44-6 · Chapter 44 · 6 min read

When Infrastructure Is the Product: IaC Governance and Drift Detection

Imagine you're responsible for hundreds or thousands of servers spread across multiple cloud providers and regions. Your company might be a cloud service

When Infrastructure Is the Product: IaC Governance and Drift Detection

Imagine you're responsible for hundreds or thousands of servers spread across multiple cloud providers and regions. Your company might be a cloud service provider, a large e-commerce platform, or a tech company with infrastructure deployed in Singapore, Frankfurt, and Virginia simultaneously.

In this environment, infrastructure isn't just where applications run. Infrastructure is the product. Every configuration change--adding a firewall rule, resizing a database instance, tweaking a load balancer parameter--can affect dozens of services at once. One wrong configuration doesn't break one application. It breaks hundreds of services that depend on that shared infrastructure.
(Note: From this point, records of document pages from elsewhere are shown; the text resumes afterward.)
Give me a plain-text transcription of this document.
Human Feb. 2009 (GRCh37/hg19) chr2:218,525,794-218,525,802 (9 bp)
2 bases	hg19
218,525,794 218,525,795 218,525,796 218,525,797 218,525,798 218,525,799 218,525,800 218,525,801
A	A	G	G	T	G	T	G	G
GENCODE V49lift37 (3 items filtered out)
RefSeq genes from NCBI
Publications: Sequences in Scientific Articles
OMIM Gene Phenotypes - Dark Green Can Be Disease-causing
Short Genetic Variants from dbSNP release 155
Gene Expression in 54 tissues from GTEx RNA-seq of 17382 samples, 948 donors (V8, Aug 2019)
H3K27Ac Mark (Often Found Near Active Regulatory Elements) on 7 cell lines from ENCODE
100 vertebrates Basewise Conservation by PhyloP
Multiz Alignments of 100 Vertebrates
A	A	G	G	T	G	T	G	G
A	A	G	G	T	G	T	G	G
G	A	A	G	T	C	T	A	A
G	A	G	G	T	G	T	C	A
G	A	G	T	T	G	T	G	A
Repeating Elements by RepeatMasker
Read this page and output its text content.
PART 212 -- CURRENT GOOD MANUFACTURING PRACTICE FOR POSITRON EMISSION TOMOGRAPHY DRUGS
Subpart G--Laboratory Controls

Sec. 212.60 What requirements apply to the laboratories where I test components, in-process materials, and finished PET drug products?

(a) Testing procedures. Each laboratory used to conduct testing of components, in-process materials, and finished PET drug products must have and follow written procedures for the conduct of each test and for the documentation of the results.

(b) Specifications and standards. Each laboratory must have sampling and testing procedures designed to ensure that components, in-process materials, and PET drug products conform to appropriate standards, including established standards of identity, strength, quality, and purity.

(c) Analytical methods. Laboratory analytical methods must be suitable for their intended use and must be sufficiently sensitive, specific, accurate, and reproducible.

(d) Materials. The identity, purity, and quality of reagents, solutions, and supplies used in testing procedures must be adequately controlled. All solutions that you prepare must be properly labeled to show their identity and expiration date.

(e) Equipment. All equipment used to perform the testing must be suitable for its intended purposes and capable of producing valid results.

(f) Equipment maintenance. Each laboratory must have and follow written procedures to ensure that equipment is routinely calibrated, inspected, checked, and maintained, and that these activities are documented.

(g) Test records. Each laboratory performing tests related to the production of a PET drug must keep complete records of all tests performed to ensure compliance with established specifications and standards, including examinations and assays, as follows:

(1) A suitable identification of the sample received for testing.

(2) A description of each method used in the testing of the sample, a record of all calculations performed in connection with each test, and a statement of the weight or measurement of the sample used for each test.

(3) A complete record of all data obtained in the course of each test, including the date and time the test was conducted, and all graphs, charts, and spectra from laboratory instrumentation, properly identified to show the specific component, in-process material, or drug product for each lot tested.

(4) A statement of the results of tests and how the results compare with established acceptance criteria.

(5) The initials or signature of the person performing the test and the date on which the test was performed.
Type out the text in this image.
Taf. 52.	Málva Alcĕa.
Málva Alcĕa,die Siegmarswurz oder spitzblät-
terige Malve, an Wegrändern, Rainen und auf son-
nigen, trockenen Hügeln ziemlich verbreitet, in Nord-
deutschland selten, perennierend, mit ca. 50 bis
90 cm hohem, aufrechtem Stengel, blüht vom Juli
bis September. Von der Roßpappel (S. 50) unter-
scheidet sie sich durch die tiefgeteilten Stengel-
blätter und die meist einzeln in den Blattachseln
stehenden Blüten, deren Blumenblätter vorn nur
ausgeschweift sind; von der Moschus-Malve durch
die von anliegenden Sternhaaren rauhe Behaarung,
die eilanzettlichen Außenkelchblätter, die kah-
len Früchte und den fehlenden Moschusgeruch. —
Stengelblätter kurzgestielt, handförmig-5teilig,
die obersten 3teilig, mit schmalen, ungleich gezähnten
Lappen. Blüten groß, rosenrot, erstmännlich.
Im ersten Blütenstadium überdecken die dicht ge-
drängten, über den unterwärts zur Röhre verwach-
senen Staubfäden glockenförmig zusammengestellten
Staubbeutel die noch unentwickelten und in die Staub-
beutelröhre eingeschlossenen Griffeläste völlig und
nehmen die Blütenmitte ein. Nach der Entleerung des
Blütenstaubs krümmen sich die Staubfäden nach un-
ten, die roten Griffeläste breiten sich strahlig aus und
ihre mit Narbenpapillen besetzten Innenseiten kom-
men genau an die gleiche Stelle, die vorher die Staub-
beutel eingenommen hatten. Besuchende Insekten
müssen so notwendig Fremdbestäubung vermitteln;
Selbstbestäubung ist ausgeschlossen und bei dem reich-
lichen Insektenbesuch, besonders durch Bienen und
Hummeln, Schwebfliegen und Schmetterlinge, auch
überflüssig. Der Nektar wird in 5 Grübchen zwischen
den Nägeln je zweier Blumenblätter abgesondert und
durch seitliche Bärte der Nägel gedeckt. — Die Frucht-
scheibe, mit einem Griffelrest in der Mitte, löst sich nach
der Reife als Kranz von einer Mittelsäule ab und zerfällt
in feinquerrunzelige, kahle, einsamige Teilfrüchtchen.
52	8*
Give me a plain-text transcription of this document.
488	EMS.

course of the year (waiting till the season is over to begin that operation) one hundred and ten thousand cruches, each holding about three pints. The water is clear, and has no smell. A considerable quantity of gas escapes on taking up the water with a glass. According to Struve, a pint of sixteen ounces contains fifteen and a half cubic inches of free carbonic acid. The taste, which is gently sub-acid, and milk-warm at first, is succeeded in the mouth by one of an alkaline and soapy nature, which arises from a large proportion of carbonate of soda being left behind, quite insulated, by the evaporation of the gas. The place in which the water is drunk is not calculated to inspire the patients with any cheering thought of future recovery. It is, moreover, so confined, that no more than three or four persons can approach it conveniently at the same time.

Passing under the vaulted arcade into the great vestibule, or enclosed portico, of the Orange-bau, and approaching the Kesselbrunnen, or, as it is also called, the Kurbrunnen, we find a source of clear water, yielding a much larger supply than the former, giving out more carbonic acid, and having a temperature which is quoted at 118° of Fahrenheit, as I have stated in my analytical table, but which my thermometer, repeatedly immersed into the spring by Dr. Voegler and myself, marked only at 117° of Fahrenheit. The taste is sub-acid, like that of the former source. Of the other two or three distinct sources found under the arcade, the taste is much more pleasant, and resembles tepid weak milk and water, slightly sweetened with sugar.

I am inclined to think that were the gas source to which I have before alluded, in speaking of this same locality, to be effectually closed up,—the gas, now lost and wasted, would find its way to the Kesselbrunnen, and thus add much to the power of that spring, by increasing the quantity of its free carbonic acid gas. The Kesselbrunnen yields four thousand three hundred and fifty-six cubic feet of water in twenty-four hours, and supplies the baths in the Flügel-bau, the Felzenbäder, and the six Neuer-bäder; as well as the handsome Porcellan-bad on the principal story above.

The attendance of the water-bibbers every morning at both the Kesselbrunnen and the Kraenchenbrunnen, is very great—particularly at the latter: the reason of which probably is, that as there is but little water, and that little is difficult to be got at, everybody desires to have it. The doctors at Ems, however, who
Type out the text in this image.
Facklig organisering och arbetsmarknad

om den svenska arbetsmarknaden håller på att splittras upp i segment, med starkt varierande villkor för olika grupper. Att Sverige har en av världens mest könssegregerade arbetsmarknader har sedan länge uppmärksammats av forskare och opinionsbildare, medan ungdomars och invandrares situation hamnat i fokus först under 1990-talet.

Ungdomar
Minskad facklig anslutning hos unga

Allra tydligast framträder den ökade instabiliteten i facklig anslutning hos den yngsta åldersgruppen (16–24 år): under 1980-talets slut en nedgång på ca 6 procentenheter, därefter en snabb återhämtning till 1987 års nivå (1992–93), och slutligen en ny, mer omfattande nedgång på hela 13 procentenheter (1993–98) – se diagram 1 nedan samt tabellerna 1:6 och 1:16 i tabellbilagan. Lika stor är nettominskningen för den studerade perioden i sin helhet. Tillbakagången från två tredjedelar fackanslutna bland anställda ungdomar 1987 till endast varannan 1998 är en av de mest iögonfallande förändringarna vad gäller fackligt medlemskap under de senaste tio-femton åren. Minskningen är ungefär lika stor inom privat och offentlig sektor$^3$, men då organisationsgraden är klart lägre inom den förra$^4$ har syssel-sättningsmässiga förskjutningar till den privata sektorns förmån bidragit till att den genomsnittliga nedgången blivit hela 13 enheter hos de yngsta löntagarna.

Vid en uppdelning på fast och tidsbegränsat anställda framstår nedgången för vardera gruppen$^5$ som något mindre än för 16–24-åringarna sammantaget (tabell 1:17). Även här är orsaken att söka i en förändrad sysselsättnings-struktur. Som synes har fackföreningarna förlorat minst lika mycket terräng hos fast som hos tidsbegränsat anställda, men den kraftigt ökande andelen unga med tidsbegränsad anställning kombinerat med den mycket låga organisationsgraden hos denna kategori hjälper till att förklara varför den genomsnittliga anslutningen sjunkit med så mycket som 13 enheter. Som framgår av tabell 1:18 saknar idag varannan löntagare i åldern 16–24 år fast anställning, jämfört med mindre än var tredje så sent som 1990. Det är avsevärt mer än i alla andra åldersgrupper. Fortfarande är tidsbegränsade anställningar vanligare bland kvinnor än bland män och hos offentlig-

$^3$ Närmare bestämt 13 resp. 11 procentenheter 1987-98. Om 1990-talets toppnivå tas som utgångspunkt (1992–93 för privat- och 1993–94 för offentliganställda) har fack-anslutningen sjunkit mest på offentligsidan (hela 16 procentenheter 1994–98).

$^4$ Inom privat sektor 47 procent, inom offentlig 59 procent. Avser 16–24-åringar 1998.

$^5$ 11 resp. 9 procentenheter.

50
This is a different world from deploying a single web application. The stakes are higher, the blast radius is wider, and the margin for error is near zero.

The Consistency Problem That Leads to IaC

When infrastructure is managed manually through SSH sessions or cloud dashboards, inconsistencies creep in fast. Your staging environment has slightly different firewall rules than production. Your production setup in Asia differs from Europe. Nobody can say with confidence what configuration is actually running right now.

This is the moment where teams reach for Infrastructure as Code (IaC). You write all infrastructure configuration as code, store it in Git, and apply it automatically through pipelines. Terraform, Pulumi, AWS CDK, or CloudFormation become your primary tools. Every server, network rule, and storage bucket is defined in version control.

But writing configuration as code is only the first step. Once your infrastructure lives in code, a new question emerges: "How do we make sure every change follows our policies before it reaches production?"

IaC Governance: Automated Policy, Not Bureaucracy

Governance sounds like a word that slows things down. In practice, IaC governance is the opposite. It's automated guardrails that check every change before it hits production, without requiring a human to read through every line of configuration.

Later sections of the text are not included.